Quanto accadrà oggi in sede comunitaria ci dirà molto di cosa ci aspetta, perché era dal 1992 che la Gran Bretagna non arrivava a un tavolo negoziale in condizione di simile debolezza e così tanto nel mirino dei poteri finanziari e non. Lo ha sottolineato anche la Regina: nell’ultimo periodo il Regno Unito è stato preso di mira da una serie di eventi funesti senza precedenti. Casualmente, tutti avvenuti dopo il voto a favore del Brexit. Il quale, è giusto ricordarlo, arrivò dopo un omicidio a sfondo politico il giorno prima del referendum: un omicidio di cui nessuno ha più parlato. Non si tratta di essere dietrologi per impostazione mentale o per vanità di apparenza, è la logica che impone di dire che qualcosa non funziona nella narrativa ufficiale dei fatti: da Manchester in poi, tutto fa pensare a una regia precisa. Cosa hanno garantito, infatti, quegli attentati? L’attacco al concerto di Ariana Grande ha semplicemente devastato la credibilità dell’intelligence interna ed estera britannica, aprendo una guerra di spie con gli Usa e all’interno degli stessi MI5 e MI6. E l’attacco a Tower Bridge e Borough Market? Ha, di fatto, veicolato il voto dell’8 giugno, spingendo la May su posizioni così estreme – «Sono pronta a calpestare i diritti civili per battere il terrorismo» – da mettere ulteriormente il turbo alla rimonta meteoritica di Jeremy Corbyn, un vecchio attrezzo marxista, diventato di colpo il nuovo che avanza e il salvatore della patria.

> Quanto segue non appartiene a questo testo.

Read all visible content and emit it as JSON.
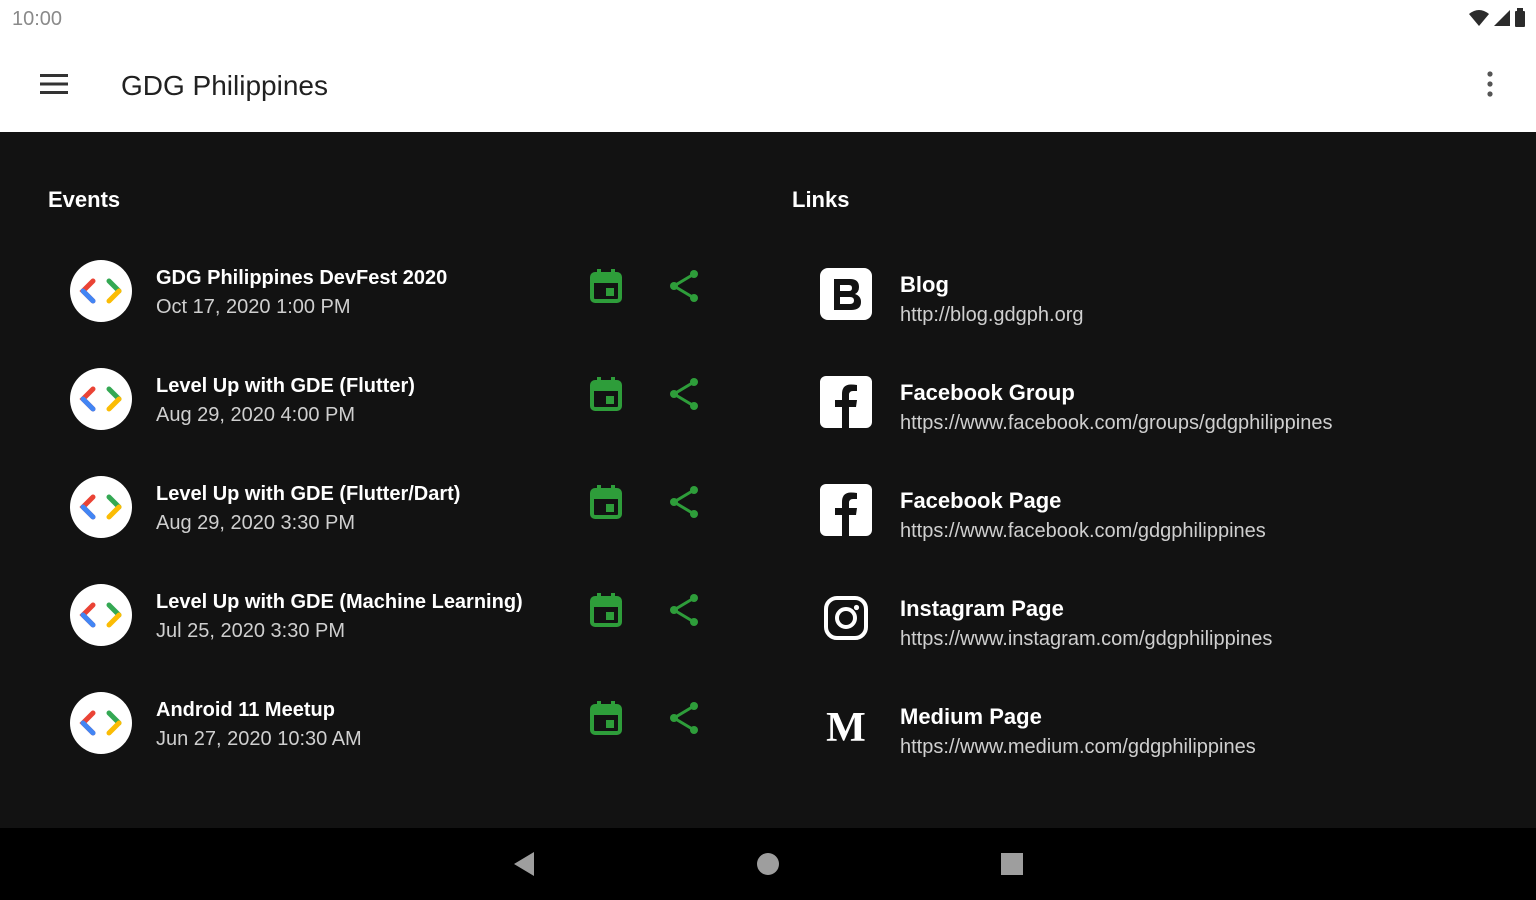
{
  "status_bar": {
    "time": "10:00"
  },
  "app_bar": {
    "title": "GDG Philippines"
  },
  "events": {
    "heading": "Events",
    "items": [
      {
        "name": "GDG Philippines DevFest 2020",
        "date": "Oct 17, 2020 1:00 PM"
      },
      {
        "name": "Level Up with GDE (Flutter)",
        "date": "Aug 29, 2020 4:00 PM"
      },
      {
        "name": "Level Up with GDE (Flutter/Dart)",
        "date": "Aug 29, 2020 3:30 PM"
      },
      {
        "name": "Level Up with GDE (Machine Learning)",
        "date": "Jul 25, 2020 3:30 PM"
      },
      {
        "name": "Android 11 Meetup",
        "date": "Jun 27, 2020 10:30 AM"
      }
    ]
  },
  "links": {
    "heading": "Links",
    "items": [
      {
        "name": "Blog",
        "url": "http://blog.gdgph.org",
        "icon": "blogger-icon"
      },
      {
        "name": "Facebook Group",
        "url": "https://www.facebook.com/groups/gdgphilippines",
        "icon": "facebook-icon"
      },
      {
        "name": "Facebook Page",
        "url": "https://www.facebook.com/gdgphilippines",
        "icon": "facebook-icon"
      },
      {
        "name": "Instagram Page",
        "url": "https://www.instagram.com/gdgphilippines",
        "icon": "instagram-icon"
      },
      {
        "name": "Medium Page",
        "url": "https://www.medium.com/gdgphilippines",
        "icon": "medium-icon"
      }
    ]
  },
  "colors": {
    "accent": "#2e9d3a",
    "background": "#121212",
    "app_bar": "#ffffff"
  }
}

Se quanto sta accadendo con il Russiagate ci ha dimostrato senza più ombra di dubbio l’esistenza e il potere d cui gode il cosiddetto Deep State, quanto sta accadendo nel Regno Unito è la riprova che i corpi intermedi dello Stato – agenzie di intelligence, esercito, media, comparto bellico-industriale – sono attivi con una loro agenda anche in Gran Bretagna. Di più, in Europa. Perché è proprio per evitare che Londra e Bruxelles si dicano addio e per vanificare i numeri dei sondaggi di prima che stiamo assistendo a questo «clima cupo». La Regina ha capito, altrimenti non avrebbe mai messo in fila una serie di irritualità sul protocollo come quelle compiute nel fine settimana appena concluso.
Attenzione ai messaggi subliminali che arriveranno dall’apertura dei negoziati di oggi: potrebbero darci molte più risposte di tante indagini.